The episode originally aired on April 17, 2020. Stephen Daw of Billboard said the contestants "did their best Gwyneth Paltrow impressions to present their very own wellness products" during the main challenge.

On social media, season contestants Aiden Zhane, Brita, Dahlia Sin, Nicky Doll, and Rock M. Sakura shared images of the outfits they would have worn for the runway had they been in the competition for the episode.

== Reception ==
Kate Kulzick of The A.V. Club gave the episode a rating of 'A-'.

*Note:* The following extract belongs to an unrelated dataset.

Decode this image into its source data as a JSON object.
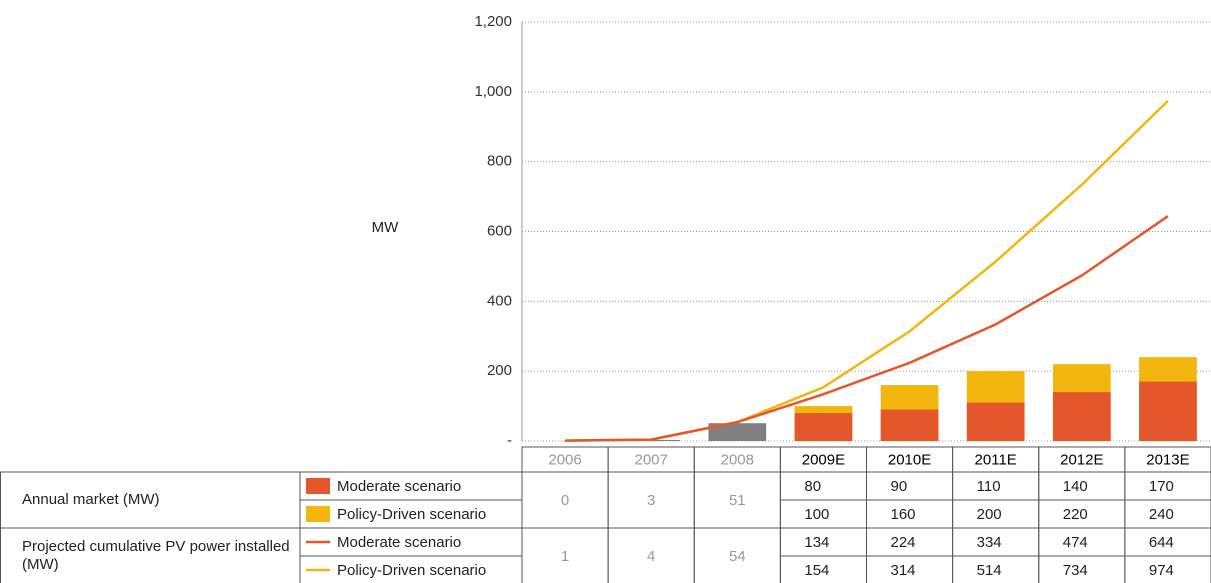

Sam Damshenas of Gay Times said of the lip-sync contest: "Jan pulled out every trick in the book – kicks, flips and splits, the whole shebang – but Widow’s passionate and controlled performance bought her another week in the competition." Damshenas said Jan's elimination "caused uproar on social media". Mikelle Street included Widow Von'Du's performance in "This Is My Night" in Out magazine's 2020 list of nine of the show's lip-syncs "that prove you don't need stunts and reveals". Street wrote, "In what's seemingly a combination of all of the great, non-stunt lip syncs before it, Widow Von Du turned it out to Chaka Khan, in front of Chaka Khan. The fact that this was clear to all that skipping the flips and splits was a choice given that she did all of those and more during her lip sync in the first episode, only made it all the more impressive." Heidi N Closet said the lip-sync was among her top four favorites of the season. She said, "That was such a good lip sync! Oh my goodness, all the girls were like, ‘if they do a double save this year, this might be it.’ Jan gave it her all with that lip sync and Widow was possessed by Chaka Khan herself serving up the song. These lyrics are flowing out of her body right now! It was such a nail-biter in person."